Mata Mirna dipenuhi air mata. Dia benar-benar ingin pulang. Namun, darimana uangnya untuk ongkos pulang. Pikiran Mirna berkecamuk. Dia terdiam bisu sekarang. Pelukan bibi semakin erat.
Mirna berpikir keras, bagaimana dia bisa pulang. Untuk melihat ibunya yang sakit keras. Darimana Dia mendapatkan uang rp.500.000 untuk ongkos pulang. Apakah paman mau memberikan ongkos pulang? Namun, Mirna tidak berani mengungkapkannya. Karena tidak mau menyusahkan pamannya.
Namun, tiba-tiba..
"Paman, Mirna mau pulang melihat Ibu," kata Mirna memberanikan diri sambil air matanya berjatuhan.

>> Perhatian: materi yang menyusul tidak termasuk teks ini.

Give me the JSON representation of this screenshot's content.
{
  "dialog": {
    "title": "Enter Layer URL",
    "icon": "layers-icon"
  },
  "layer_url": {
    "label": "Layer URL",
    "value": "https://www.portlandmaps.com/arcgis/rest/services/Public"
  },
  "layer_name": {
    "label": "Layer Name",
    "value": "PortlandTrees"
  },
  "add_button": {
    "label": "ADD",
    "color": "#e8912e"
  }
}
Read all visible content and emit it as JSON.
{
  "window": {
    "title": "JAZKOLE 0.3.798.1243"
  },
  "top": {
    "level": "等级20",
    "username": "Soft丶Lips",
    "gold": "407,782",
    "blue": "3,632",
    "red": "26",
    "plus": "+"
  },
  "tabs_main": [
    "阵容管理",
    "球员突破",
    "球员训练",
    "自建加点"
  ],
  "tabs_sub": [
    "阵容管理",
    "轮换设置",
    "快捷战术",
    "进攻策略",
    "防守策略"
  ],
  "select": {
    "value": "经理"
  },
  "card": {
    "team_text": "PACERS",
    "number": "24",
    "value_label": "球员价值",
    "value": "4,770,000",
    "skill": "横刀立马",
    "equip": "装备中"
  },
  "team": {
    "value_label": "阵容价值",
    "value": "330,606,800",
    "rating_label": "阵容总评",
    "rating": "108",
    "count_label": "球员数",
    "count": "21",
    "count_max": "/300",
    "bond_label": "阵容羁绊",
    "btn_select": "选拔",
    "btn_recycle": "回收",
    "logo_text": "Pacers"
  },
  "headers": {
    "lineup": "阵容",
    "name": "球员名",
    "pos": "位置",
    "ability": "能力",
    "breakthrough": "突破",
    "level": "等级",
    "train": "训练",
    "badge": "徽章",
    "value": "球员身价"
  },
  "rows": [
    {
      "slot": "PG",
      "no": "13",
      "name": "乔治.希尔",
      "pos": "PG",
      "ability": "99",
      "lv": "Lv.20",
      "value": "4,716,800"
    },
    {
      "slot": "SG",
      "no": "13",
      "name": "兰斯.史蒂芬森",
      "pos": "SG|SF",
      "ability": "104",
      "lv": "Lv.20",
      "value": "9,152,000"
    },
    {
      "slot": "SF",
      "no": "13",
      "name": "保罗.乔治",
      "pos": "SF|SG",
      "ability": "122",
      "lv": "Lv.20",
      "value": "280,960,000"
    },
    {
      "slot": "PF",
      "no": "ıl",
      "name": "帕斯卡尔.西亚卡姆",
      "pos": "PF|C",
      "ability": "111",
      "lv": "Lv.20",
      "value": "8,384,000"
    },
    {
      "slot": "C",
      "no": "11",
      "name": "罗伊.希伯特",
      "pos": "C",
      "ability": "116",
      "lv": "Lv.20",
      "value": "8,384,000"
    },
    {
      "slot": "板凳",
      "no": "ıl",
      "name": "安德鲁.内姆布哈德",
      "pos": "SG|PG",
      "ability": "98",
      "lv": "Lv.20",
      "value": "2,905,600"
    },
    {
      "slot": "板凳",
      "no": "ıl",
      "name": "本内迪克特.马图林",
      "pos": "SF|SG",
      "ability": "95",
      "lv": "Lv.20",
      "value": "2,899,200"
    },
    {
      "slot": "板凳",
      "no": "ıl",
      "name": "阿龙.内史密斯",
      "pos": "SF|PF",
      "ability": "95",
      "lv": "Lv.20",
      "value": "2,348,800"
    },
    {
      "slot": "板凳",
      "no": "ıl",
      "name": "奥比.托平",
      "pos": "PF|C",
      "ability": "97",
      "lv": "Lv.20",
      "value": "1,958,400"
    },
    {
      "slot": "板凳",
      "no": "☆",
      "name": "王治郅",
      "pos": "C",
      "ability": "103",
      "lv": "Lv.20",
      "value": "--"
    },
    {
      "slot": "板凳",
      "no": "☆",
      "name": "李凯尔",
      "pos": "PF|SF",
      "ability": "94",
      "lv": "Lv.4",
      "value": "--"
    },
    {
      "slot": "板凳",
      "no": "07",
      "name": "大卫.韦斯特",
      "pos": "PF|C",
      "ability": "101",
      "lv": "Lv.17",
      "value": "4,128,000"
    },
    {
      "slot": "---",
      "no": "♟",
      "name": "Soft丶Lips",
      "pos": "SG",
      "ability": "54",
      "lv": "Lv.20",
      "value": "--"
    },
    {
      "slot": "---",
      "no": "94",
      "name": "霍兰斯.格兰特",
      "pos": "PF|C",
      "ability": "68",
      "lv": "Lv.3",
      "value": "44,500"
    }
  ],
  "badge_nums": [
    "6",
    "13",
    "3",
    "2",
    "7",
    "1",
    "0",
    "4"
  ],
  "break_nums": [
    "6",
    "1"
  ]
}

"Iya, Mir.., Kamu pulang aja. Kamu harus segera melihat ibumu. Paman akan membelikan tiket bus besok pagi. Biar kamu bisa berangkat sore harinya."
Mirna senang mendengar ucapan paman. Namun, banyak pertanyaan Mirna menanggapi ucapan paman. Kenapa Paman mau mengongkosiku pulang? Apakah Ibu sudah meninggal? Kalau aku pulang, apakah masih kembali ke Bandung? Apakah aku pulang tanpa membawa uang untuk beli obat ibu? Apa kata orang kampung, aku pulang tidak bawa apa-apa?
Sejuta pertanyaan muncul di hati Mirna. Namun, semua pertanyaan itu ditepisnya. Dia hanya ingin melihat ibunya, memeluk ibunya yang sakit.
"Iya, Paman. Terimakasih atas kebaikan Paman dan Bibi. Mirna tidak bisa membalas kebaikan Paman dan Bibi." Kata Mirna sedikit tegar.
"Iya, Mir. Yang penting, Kamu bisa melihat ibumu," kata bibi sambil memeluk Mirna.
"Iya, udah, Mir, sekarang beresin pakaianmu untuk kamu bawa besok. Besok pagi paman akan mencari tiketmu. Kebetulan besok hari Minggu, jadi Paman libur."
"Iya, Paman," jawab Mirna sambil pamit menuju kamar.
Mirna segera membereskan pakaiannya. Perjalanan 3 hari 2 malam harus dilaluinya menuju kampung di sebuah desa di Sumatera Utara.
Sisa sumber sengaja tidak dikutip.